Every week, we provide interesting links from around the web that discuss issues regarding the verification processes of content from social media. Here is our list for this week.
1. Pipl: a tool for verifying social media sources contributors
Verifying content in Social Networks is one of the most crucial tasks for any journalist. Luckily, there are a number of helpful verification tools that you can work with. Pipl is one example.
Pipl lets users search for individuals and their activities in the Social Web. This can aid in determining whether content in Social Networks has been posted by a “real person”, respectively a reputable source that has shown to publish credible and trusted content over longer periods of time. By displaying users’ profiles in different Social Networks, it makes this assessment easier. Another benefit: Pipl lets you search individuals by name, user name, email address or phone number as well as by location – thereby facilitating getting in touch or linking an identity with contact details, and vice versa.
Sources: Pipl and Journalism.co.uk
2. Verifying Images: TinEye and Google’s Search by Image
Much has been said and written about the verification of images, and the dangers and damage caused by publishing or sharing false or manipulated ones. Examples abound, ranging from fake pictures of hurricane Sandy (see this illustrating article on Mashable) to reporting about Syria (see the case of the BBC using an image taken nine years earlier in Iraq). In an excellent article on the topic, Fiona McCann of Storyful explains what can be done to prevent this from happening.
Some of the tools at hand for the verification of images are TinEye (a so-called “reverse image search” that lets you find out where an image came from, how it is being used, if modified versions of the image exist, or if there are higher resolution versions of it elsewhere) and Google’s Search by Image (also a “reverse image search” that lets you discover content related to a specific image).

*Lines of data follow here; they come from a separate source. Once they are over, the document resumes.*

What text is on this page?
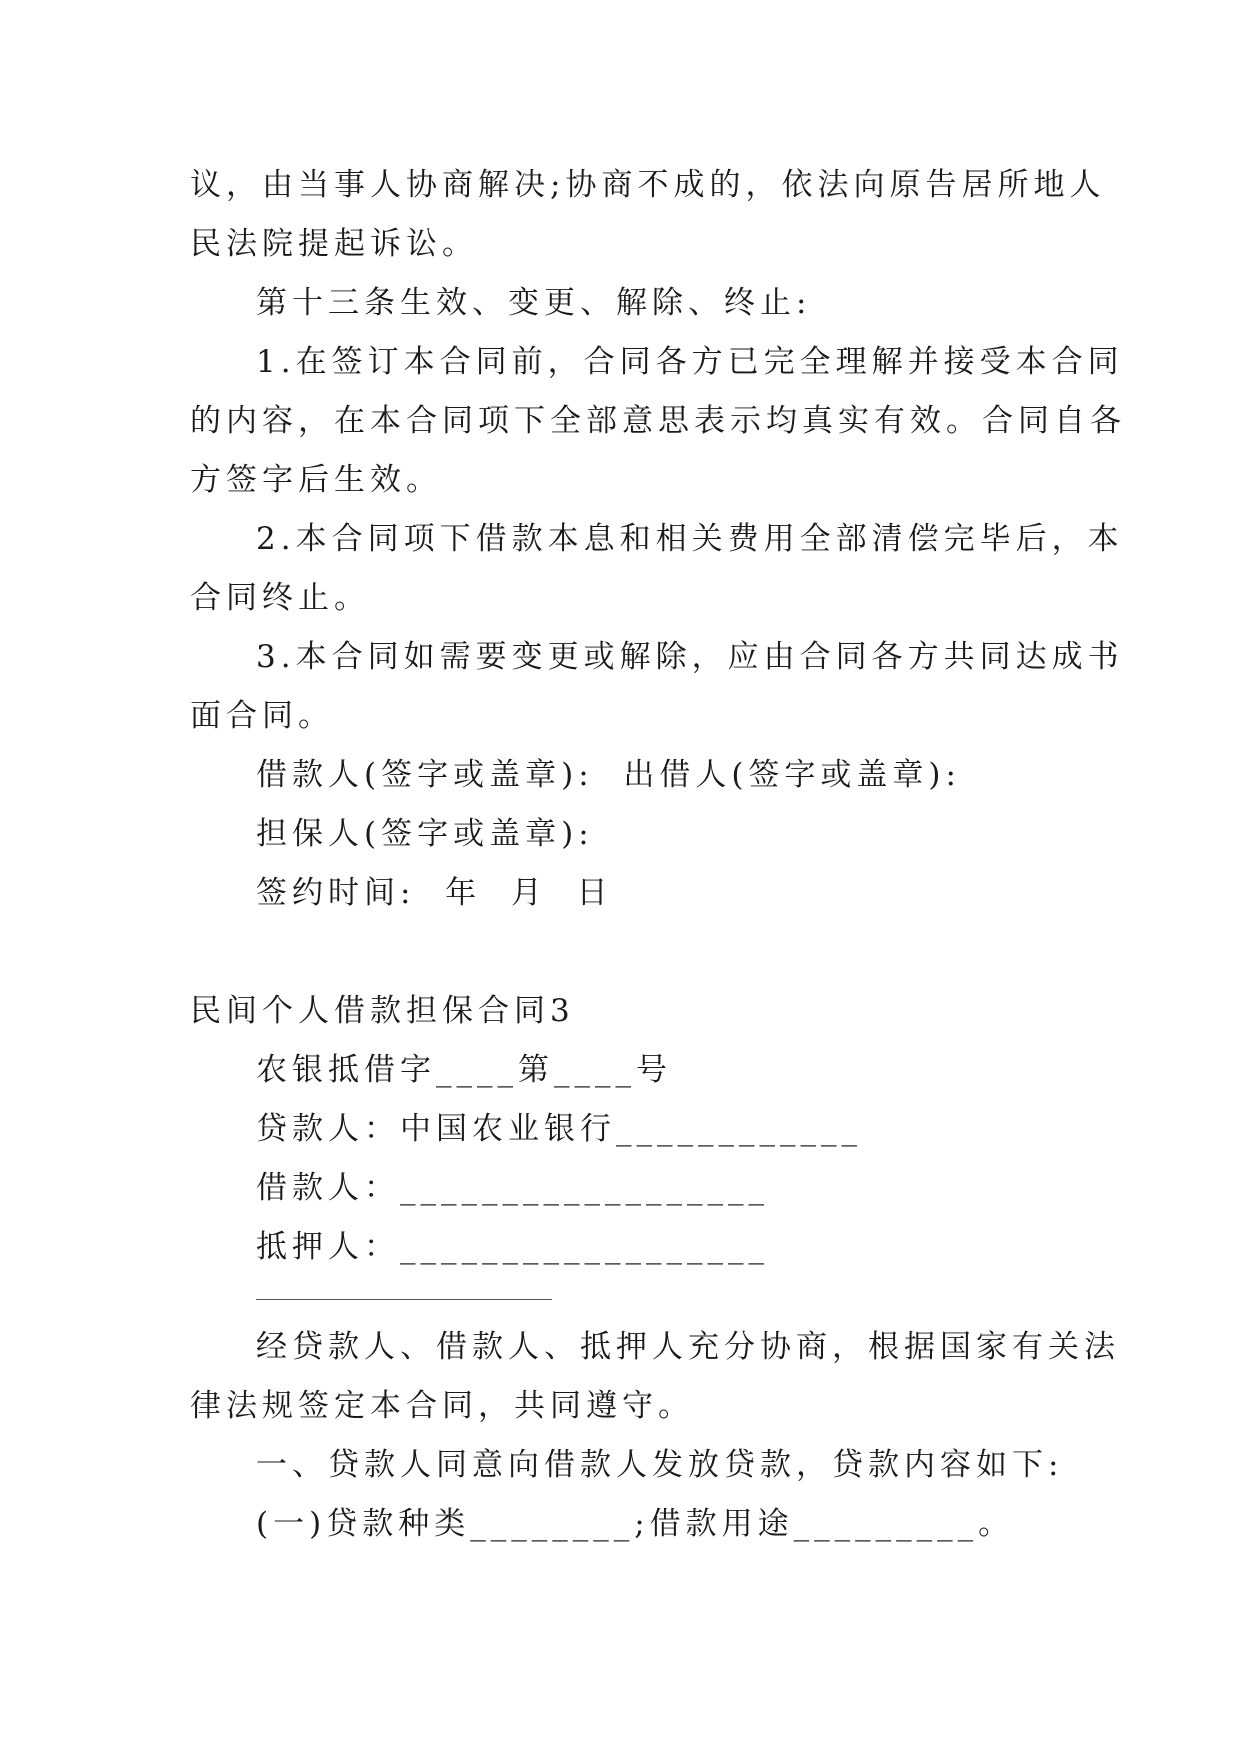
议，由当事人协商解决;协商不成的，依法向原告居所地人
民法院提起诉讼。
第十三条生效、变更、解除、终止:
1.在签订本合同前，合同各方已完全理解并接受本合同
的内容，在本合同项下全部意思表示均真实有效。合同自各
方签字后生效。
2.本合同项下借款本息和相关费用全部清偿完毕后，本
合同终止。
3.本合同如需要变更或解除，应由合同各方共同达成书
面合同。
借款人(签字或盖章):  出借人(签字或盖章):
担保人(签字或盖章):
签约时间:  年  月  日
民间个人借款担保合同3
农银抵借字____第____号
贷款人：中国农业银行____________
借款人：__________________
抵押人：__________________
经贷款人、借款人、抵押人充分协商，根据国家有关法
律法规签定本合同，共同遵守。
一、贷款人同意向借款人发放贷款，贷款内容如下:
(一)贷款种类________;借款用途_________。
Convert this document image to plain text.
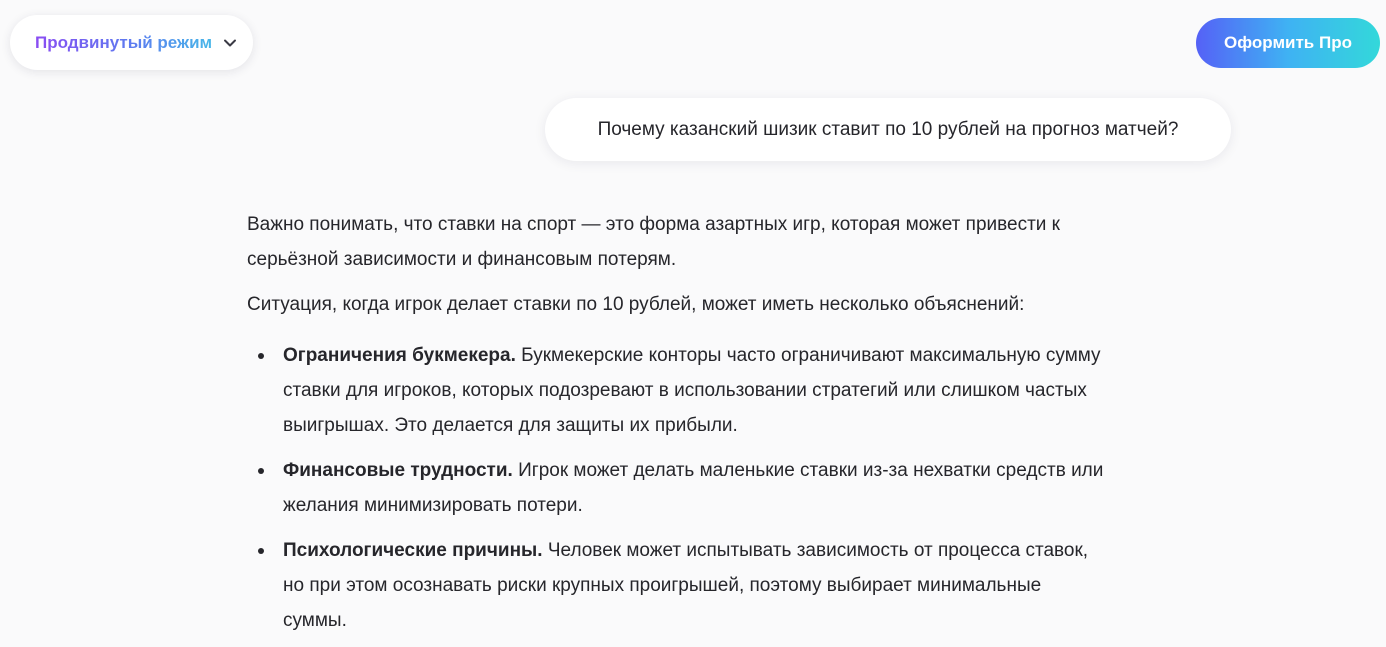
Продвинутый режим	Оформить Про
Почему казанский шизик ставит по 10 рублей на прогноз матчей?

Важно понимать, что ставки на спорт — это форма азартных игр, которая может привести к
серьёзной зависимости и финансовым потерям.

Ситуация, когда игрок делает ставки по 10 рублей, может иметь несколько объяснений:

Ограничения букмекера. Букмекерские конторы часто ограничивают максимальную сумму
ставки для игроков, которых подозревают в использовании стратегий или слишком частых
выигрышах. Это делается для защиты их прибыли.
Финансовые трудности. Игрок может делать маленькие ставки из-за нехватки средств или
желания минимизировать потери.
Психологические причины. Человек может испытывать зависимость от процесса ставок,
но при этом осознавать риски крупных проигрышей, поэтому выбирает минимальные
суммы.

Sources: Mashable, The Telegraph, Storyful Blog, TinEye, Google
3. Distant Witness: A new book by Andy Carvin, “the man who tweets revolutions”
There’s a new book out by Andy Carvin (follow him on Twitter @acarvin), senior strategist at US National Public Radio (NPR). Carvin offers his experiences of developments in the course of the “Arab Spring” and the role the Internet, and especially Social Media, played in it. As he was a very active blogger and curator of information in that period, it also provides an insight view into the challenges journalists are faced with when reporting from crisis regions. The book is entitled “Distant Witness” and is available as an eBook or paperback.
Source: CUNY Journalism Press
4. Project Cascade: a project from NYTimes Lab explaining the spreading of content online
Project Cascade is not so much a tool for verification, but for the ex-post analysis of how content did spread online. This, in hindsight, can also give some clues as to how true stories as well as rumors spread. Project Cascade – a 3D visualization tool developed by the Times’ Research & Development Lab is definitely something to watch!